Devon has a large number of beer breweries; two well known ones being Otter Brewery (located at Luppitt near Honiton) and Dartmoor Brewery, which, being based in Princetown on Dartmoor, is the highest brewery in England at 1400 ft above sea level. The Heavitree Brewery was a local brewer, located in Heavitree; its history can be traced back to 1790. It was the last brewery in Exeter to cease production, continuing until 1970; the brewery buildings were demolished in 1980. The name continues in use as the owner of a chain of pubs in south west England, and Heavitree Brewery PLC continues as a quoted company with its address in Exeter.

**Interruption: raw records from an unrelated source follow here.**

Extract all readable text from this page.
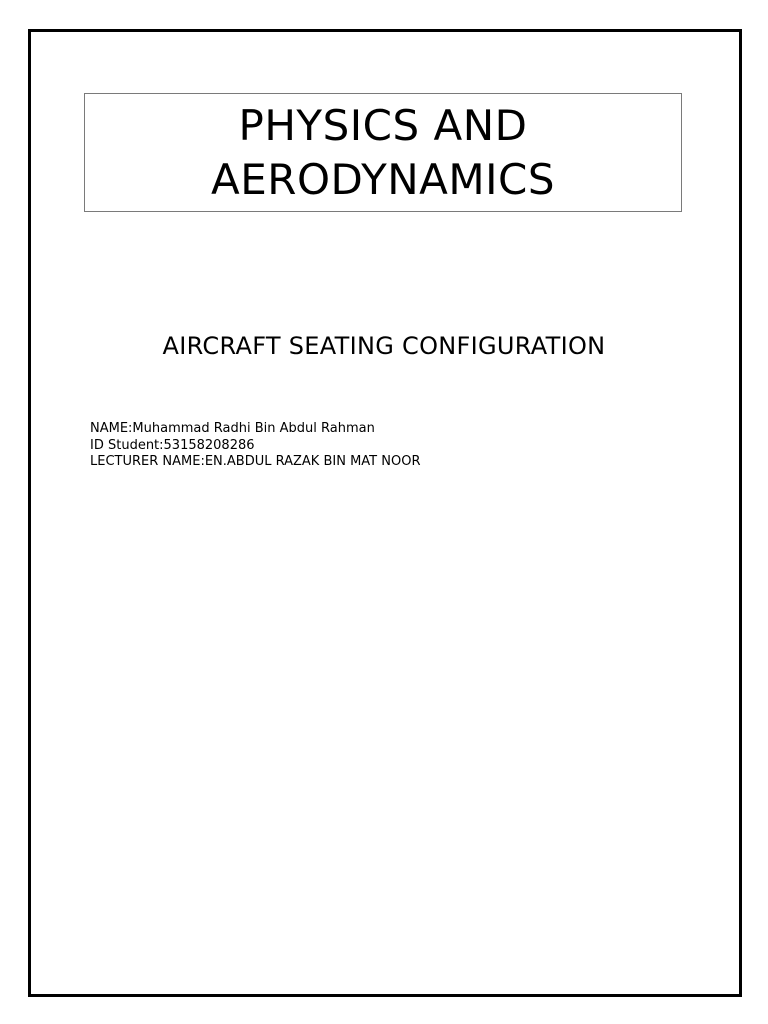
PHYSICS AND
AERODYNAMICS
AIRCRAFT SEATING CONFIGURATION
NAME:Muhammad Radhi Bin Abdul Rahman
ID Student:53158208286
LECTURER NAME:EN.ABDUL RAZAK BIN MAT NOOR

The Plymouth Gin Distillery has been producing Plymouth Gin since 1793. During the 1930s, it was the most widely distributed gin and has a controlled term of origin.

There are now a number of vineyards in Devon producing white wines, the oldest being Yearlstone Vineyard which was started in 1976 at Bickleigh in the valley of the River Exe. Others include Sharpham Vineyard, near Totnes, and Pebblebed Vineyard near Topsham. The monks of Buckfast Abbey still produce Buckfast Tonic Wine which has down-market cult status in Scotland.

Devon has a strong association with the old Westcountry tradition of alcoholic cordials such as Lovage, Grenadine and Shrub.